Current Reward Scope: Automated Pools
Currently, TFY/xTFY Emissions and the gauge voting system are primarily focused on automated liquidity pools managed by our partner, Ichi. For these pools, the protocol calculates your emission rewards based on your share of the pool and how long you provided liquidity during each weekly epoch.
You can also create manual concentrated liquidity (CL) positions and earn trading fees directly from swaps. However, at this time, manual positions do not receive TFY/xTFY emissions, nor can they be used with the automated o33 strategy.
Who Directs Emissions?
xTFY stakers (including the o33 vault) vote weekly to decide which liquidity pools (gauges) receive these emissions.
Who Earns Emissions?
Liquidity Providers (LPs) in the chosen pools earn emissions based on their share and how long they provide liquidity. Voting directs emissions, but only LPs claim them.
2. External Rewards (Permissionless Incentives)
Anyone—protocols, teams, or individuals—can permissionlessly add extra token rewards to incentivize specific actions within Thirdfy. There are two main types:
LP Incentives
External tokens added directly to a liquidity pool (gauge). These rewards are distributed to Liquidity Providers (LPs) in that specific pool, based on their share and time providing liquidity. This encourages users to add liquidity to specific pairs.
Voting Incentives (Bribes)
External tokens offered to encourage votes for a specific liquidity pool. These rewards (bribes) are distributed to xTFY stakers (including the o33 vault) who vote for that pool, proportional to their voting power. This encourages voters to direct TFY/xTFY emissions towards specific pools.
3. Rebase Rewards (from Penalties)
When users exit their xTFY position instantly (instead of vesting over 180 days), they pay a 50% penalty.

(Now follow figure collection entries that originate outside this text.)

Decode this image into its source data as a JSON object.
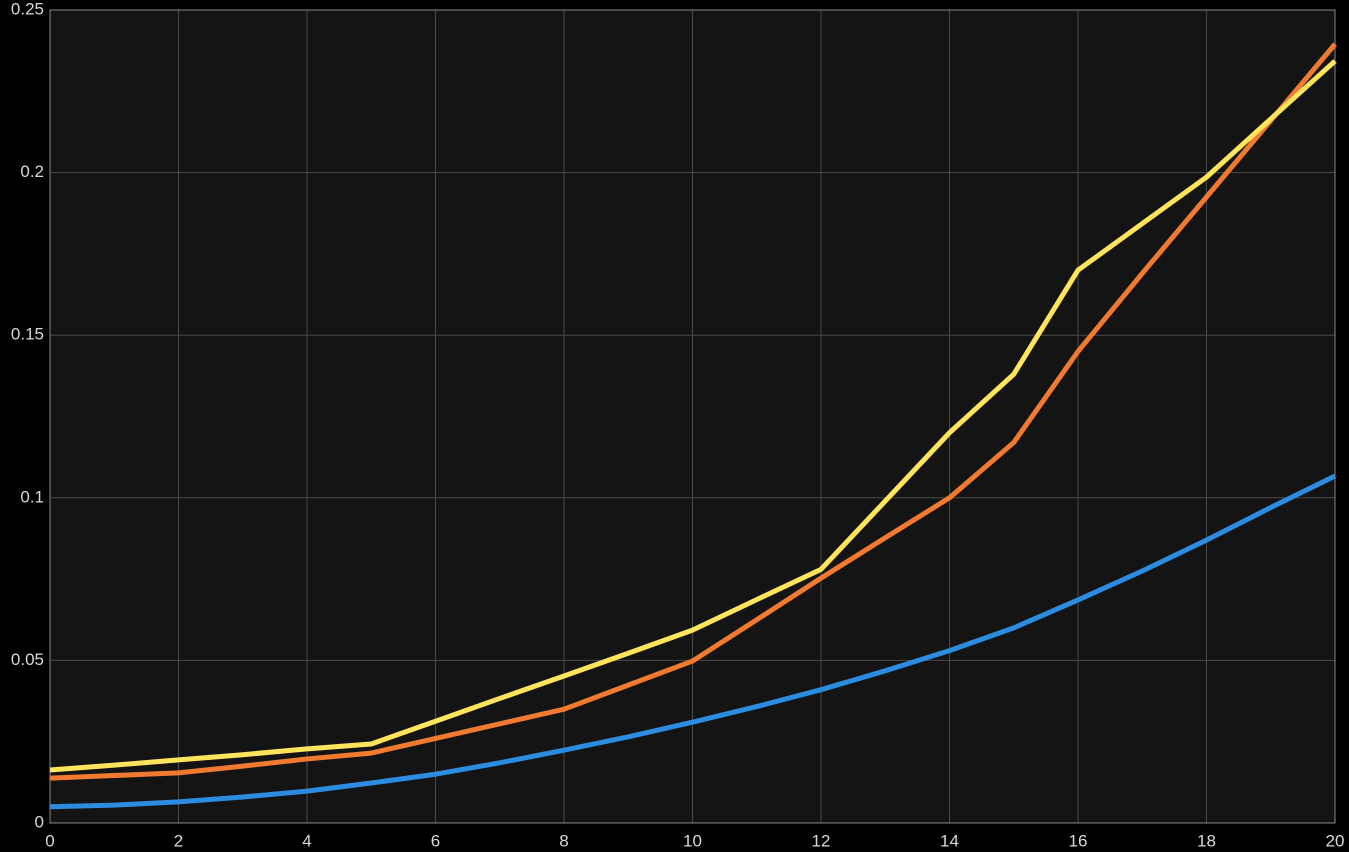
{
  "chart_data": {
    "type": "line",
    "x": [
      0,
      1,
      2,
      3,
      4,
      5,
      6,
      7,
      8,
      9,
      10,
      11,
      12,
      13,
      14,
      15,
      16,
      17,
      18,
      19,
      20
    ],
    "series": [
      {
        "color": "#2b8ce0",
        "values": [
          0.005,
          0.0055,
          0.0065,
          0.008,
          0.0098,
          0.0123,
          0.015,
          0.0185,
          0.0224,
          0.0265,
          0.031,
          0.0358,
          0.041,
          0.0468,
          0.053,
          0.06,
          0.0686,
          0.0775,
          0.087,
          0.097,
          0.1067
        ]
      },
      {
        "color": "#f07a30",
        "values": [
          0.0138,
          0.0146,
          0.0154,
          0.0175,
          0.0197,
          0.0215,
          0.026,
          0.0305,
          0.035,
          0.0424,
          0.0498,
          0.0625,
          0.0753,
          0.0877,
          0.1,
          0.117,
          0.145,
          0.169,
          0.1925,
          0.216,
          0.2395
        ]
      },
      {
        "color": "#ffe45c",
        "values": [
          0.0163,
          0.0178,
          0.0194,
          0.021,
          0.0228,
          0.0243,
          0.0313,
          0.0383,
          0.0452,
          0.0522,
          0.0593,
          0.0687,
          0.078,
          0.099,
          0.12,
          0.138,
          0.17,
          0.1843,
          0.1986,
          0.2165,
          0.2343
        ]
      }
    ],
    "xlim": [
      0,
      20
    ],
    "xticks": [
      0,
      2,
      4,
      6,
      8,
      10,
      12,
      14,
      16,
      18,
      20
    ],
    "ylim": [
      0,
      0.25
    ],
    "yticks": [
      0,
      0.05,
      0.1,
      0.15,
      0.2,
      0.25
    ],
    "grid": true
  }
}
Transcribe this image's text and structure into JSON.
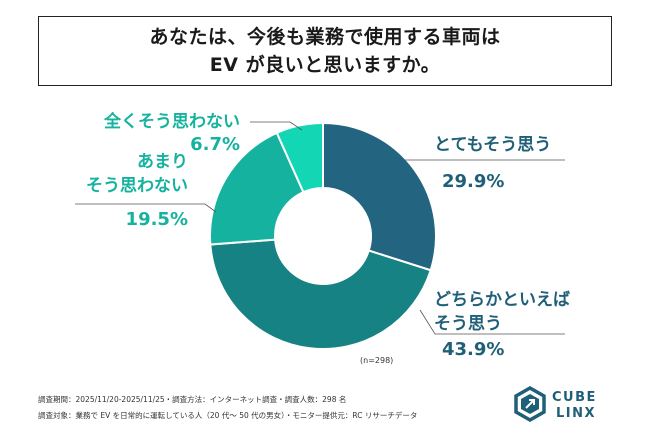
{
  "title": {
    "line1": "あなたは、今後も業務で使用する車両は",
    "line2": "EV が良いと思いますか。"
  },
  "sample_note": "(n=298)",
  "footer": {
    "line1": "調査期間：2025/11/20-2025/11/25・調査方法：インターネット調査・調査人数：298 名",
    "line2": "調査対象：業務で EV を日常的に運転している人（20 代〜 50 代の男女）・モニター提供元：RC リサーチデータ"
  },
  "logo": {
    "line1": "CUBE",
    "line2": "LINX"
  },
  "colors": {
    "series": [
      "#236580",
      "#168283",
      "#15b39f",
      "#12d6b4"
    ],
    "label_dark": "#1f5f78",
    "label_light": "#15b39f"
  },
  "chart_data": {
    "type": "pie",
    "donut": true,
    "title": "あなたは、今後も業務で使用する車両は EV が良いと思いますか。",
    "categories": [
      "とてもそう思う",
      "どちらかといえばそう思う",
      "あまりそう思わない",
      "全くそう思わない"
    ],
    "values": [
      29.9,
      43.9,
      19.5,
      6.7
    ],
    "value_labels": [
      "29.9%",
      "43.9%",
      "19.5%",
      "6.7%"
    ],
    "label_lines": [
      [
        "とてもそう思う"
      ],
      [
        "どちらかといえば",
        "そう思う"
      ],
      [
        "あまり",
        "そう思わない"
      ],
      [
        "全くそう思わない"
      ]
    ],
    "n": 298
  }
}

This penalty is collected and redistributed as TFY rewards to loyal participants.
Direct xTFY Stakers
Earn these rewards directly, proportional to their staked xTFY amount used for voting.
o33 Holders
Benefit indirectly. The o33 vault claims its share of rebase rewards and auto-compounds it, increasing the underlying value (ratio) of o33 tokens over time.
Who Earns What? (Summary)
Here's a quick breakdown:
Liquidity Providers (LPs)
Earn Emissions + potential LP Incentives based on their share in rewarded pools.
Direct xTFY Stakers
Earn Rebase Rewards (from penalties) + potential Voting Incentives (Bribes) if they vote for bribed pools.
o33 Holders
Earn indirectly as the o33 vault auto-compounds Rebase Rewards and Voting Incentives (Bribes) it receives, increasing the o33 token's value.
To maximize your rewards, you might participate in multiple ways (e.g., provide liquidity and stake xTFY to vote).